The value of metadata has become such a prominent topic today that the timing of a movie like Anon seems even too fitting. The intention of writer-director Andrew Niccol was not really to portray a future that is far, far away, but rather to illustrate the disturbing evolution of the technological progress which we are already witnessing. As a result, the world in which we are immersed is a disturbing reality with many links to the present.
The Ether is a massive cloud storage system where all the citizen’s memories and identities are saved, and more or less accessible to everyone – depending on the authority of the person. There is no need whatsoever for a laptop or a screen because everything is controlled by thought and the eyes work as cameras. Resolving crimes isn’t an impossible task; it’s just a matter of time before the offender can be arrested. All of a sudden, however, a series of mysterious murders occur by the hand of someone able to masterly conceal her/his identity, enabling her to escape the surveillance system. Detective Friedland (Clive Owen) is determined to find the hacker (Amanda Seyfried), who is likely to be behind the killings. But is her anonymity really a threat?
Niccol – writer and director of Gattaca (1997) – beautifully develops a half-dystopian, half-progressive society. The scenarios are grim and stifling despite the many open spaces in which the action happens.
From the detailed and entirely legible bios identifying – like a scan – every single element in the frame, to the perfect alternation of cameras; from the paced dialogues to the refined visuals, the care taken with the production is clear. A certain absence of depth in the themes offered by the film, however, leaves the viewer rather unsatisfied – especially in the unfulfilling finale. All the focus is on the thrills coming from the linear whodunnit.
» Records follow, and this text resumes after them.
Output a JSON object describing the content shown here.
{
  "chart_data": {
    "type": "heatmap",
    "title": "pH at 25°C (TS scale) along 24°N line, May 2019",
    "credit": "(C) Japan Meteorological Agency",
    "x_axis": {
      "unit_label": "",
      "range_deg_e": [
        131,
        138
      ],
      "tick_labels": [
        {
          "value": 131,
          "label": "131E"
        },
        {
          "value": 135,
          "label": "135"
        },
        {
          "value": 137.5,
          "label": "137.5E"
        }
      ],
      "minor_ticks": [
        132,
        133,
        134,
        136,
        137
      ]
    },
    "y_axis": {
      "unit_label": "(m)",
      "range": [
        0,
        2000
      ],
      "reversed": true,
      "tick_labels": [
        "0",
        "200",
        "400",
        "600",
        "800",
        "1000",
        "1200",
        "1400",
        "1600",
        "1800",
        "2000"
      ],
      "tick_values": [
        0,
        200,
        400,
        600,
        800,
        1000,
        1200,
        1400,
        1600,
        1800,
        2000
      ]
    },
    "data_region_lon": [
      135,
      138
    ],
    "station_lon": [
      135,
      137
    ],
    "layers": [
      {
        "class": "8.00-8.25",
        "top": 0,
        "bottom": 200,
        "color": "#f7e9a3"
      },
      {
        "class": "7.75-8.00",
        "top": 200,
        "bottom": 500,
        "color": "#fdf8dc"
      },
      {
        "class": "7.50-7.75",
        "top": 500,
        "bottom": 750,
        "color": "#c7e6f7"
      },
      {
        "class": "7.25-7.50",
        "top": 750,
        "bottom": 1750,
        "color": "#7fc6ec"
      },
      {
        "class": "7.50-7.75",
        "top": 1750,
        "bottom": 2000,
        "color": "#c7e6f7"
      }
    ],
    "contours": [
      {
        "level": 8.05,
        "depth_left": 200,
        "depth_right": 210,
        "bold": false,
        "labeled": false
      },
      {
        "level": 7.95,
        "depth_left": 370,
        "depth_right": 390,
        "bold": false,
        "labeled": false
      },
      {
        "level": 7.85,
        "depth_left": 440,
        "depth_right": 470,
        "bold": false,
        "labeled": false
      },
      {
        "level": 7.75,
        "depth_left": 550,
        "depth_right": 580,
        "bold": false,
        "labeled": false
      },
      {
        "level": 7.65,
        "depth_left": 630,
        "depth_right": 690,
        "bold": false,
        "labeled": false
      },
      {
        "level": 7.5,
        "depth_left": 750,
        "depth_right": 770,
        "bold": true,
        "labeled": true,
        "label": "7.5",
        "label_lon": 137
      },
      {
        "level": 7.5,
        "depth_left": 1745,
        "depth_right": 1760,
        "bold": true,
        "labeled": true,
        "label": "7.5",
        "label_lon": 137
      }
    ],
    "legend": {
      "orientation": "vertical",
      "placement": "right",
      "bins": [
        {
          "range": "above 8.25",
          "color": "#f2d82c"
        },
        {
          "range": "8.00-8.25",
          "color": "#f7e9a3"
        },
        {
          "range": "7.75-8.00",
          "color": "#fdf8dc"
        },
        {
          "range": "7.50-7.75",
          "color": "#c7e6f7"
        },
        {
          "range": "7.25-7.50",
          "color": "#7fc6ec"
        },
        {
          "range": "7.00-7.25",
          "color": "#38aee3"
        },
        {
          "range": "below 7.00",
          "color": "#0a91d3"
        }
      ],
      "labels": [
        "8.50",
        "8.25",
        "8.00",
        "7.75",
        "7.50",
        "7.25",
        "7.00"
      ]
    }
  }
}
Anonymity, privacy, short-term detectable traces: all of these are treated as dangerous and prohibited, and they become gradually more and more attractive to the protagonist. There are inevitably many cinematic and literary references, from the complex algorithmic powers of The Matrix to the Orwellian watching eye of 1984. The main problem is the lack of fluidity among them.
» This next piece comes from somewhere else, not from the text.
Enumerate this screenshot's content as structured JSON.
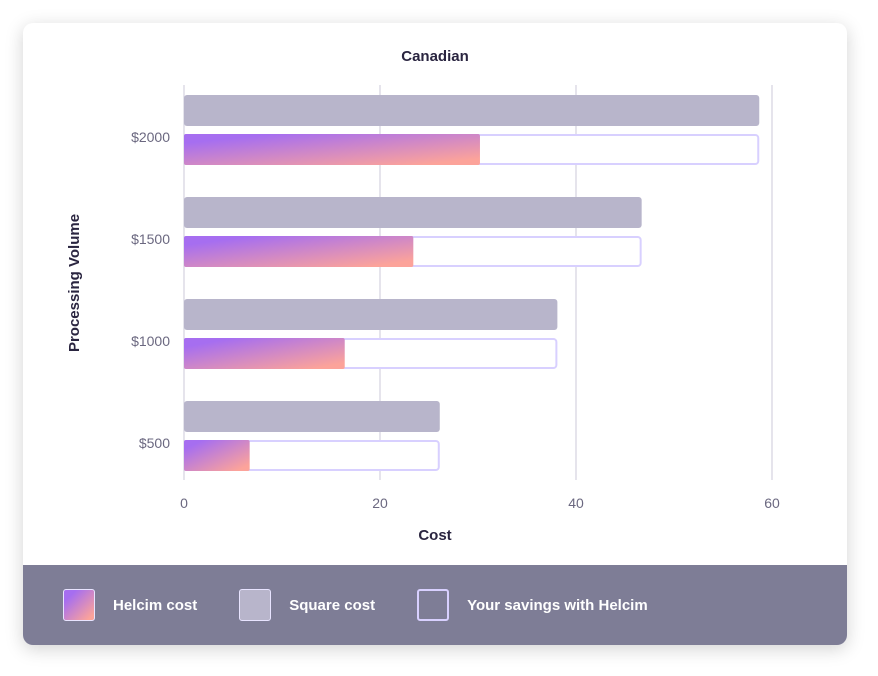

The interactions between characters are rather distant; no physical contact appears apart from during sexual intercourse, which appears mostly dictated by instinct rather than feelings. Seyfried pushes her most swaggering look, generally in accord with the overall tone of the film. Her facial expressions are perfect for this narrative. Owen wonderfully wears the clothes of the detective, soon experiencing the distressing overturning of the investigation.
Anon is released nationwide and on Sky Cinema on 11th May 2018.